Se foi possível a criação de condições para a contratação de servidores efetivos, via concurso, para a Fundação Nacional do Índio (Funai), que cuida de um dos aspectos fundamentais da vida dos povos indígenas –a demarcação e proteção de seus territórios- por quê o governo não faz o mesmo para esta área sensível que é a saúde indígena e prefere jogar recursos públicos para novos arranjos e ações cujos resultados não podem ser garantidos. Por exemplo, quem garante que o INSI facilitará a aceitação e legitimação dos profissionais pelas comunidades, a contratação de membros dessas comunidades e a superação da dificuldade de acesso às aldeias em razão da extensão territorial? Para que mesmo vai servir a Sesai nesse contexto?

Por essas e muitas outras razões, a Apib reivindica do governo, dos Ministérios da Saúde e do Planejamento, que desista desta nova tentativa de regredir com as conquistas dos povos indígenas, garantindo contrariamente a implementação efetiva da Sesai.

Aos povos e organizações indígenas, a Apib chama para ficarem atentos e mobilizados contra quaisquer iniciativas que tentem reverter ou desconstruir direitos conquistados com muita luta, como a própria Sesai, pensada para superar as péssimas condições em que a Funasa deixou o atendimento básico à saúde indígena, mas que não se efetivou por falta de compromissos e vontade política. O governo não poderia ter feito esta absurda proposta que contraria todo o espírito do Sistema Único de Saúde (SUS) e do subsistema de saúde indígena, afrontando ainda “mecanismos e as instâncias democráticas de diálogo e a atuação conjunta entre a administração pública federal e a sociedade civil”, estabelecidos pelo Decreto No. 8.243, de 23 de maio de 2014, da Política Nacional de Participação Social (PNPS) e do Sistema Nacional de Participação Social (SNPS).
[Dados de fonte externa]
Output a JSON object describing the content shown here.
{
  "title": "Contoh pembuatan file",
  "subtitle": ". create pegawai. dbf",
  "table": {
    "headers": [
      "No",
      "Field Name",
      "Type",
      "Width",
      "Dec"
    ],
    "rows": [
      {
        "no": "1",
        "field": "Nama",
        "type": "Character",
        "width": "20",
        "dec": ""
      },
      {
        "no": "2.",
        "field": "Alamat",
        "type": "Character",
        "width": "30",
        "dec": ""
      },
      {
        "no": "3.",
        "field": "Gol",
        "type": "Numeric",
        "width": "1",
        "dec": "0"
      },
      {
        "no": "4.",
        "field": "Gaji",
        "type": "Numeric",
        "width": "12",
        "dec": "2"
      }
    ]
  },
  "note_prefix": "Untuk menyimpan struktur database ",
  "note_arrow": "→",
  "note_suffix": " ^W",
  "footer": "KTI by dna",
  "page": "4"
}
A Apib relembra por fim que está em andamento o processo de realização da I Conferência Nacional de Política Indigenista, na qual estará em discussão o tema “A relação do Estado Brasileiro com os Povos Indígenas sob o paradigma da Constituição de 1988”. Certamente essa será a ocasião para o movimento indígena reiterar a sua autonomia e a superação da relação colonialista que caracterizou a postura histórica desse Estado, bem como a reafirmação “das garantias reconhecidas aos povos indígenas no país” e a proposição de “diretrizes para a construção e consolidação da política indigenista nacional”, tal qual reza o Decreto No. 141 de convocação da Conferência. Nessa perspectiva a política da saúde indígena não pode tomar caminhos diferentes, a não ser para garantir o atendimento realmente de qualidade, específico e diferenciado aos povos indígenas.

Brasília – DF, 14 de agosto de 2014.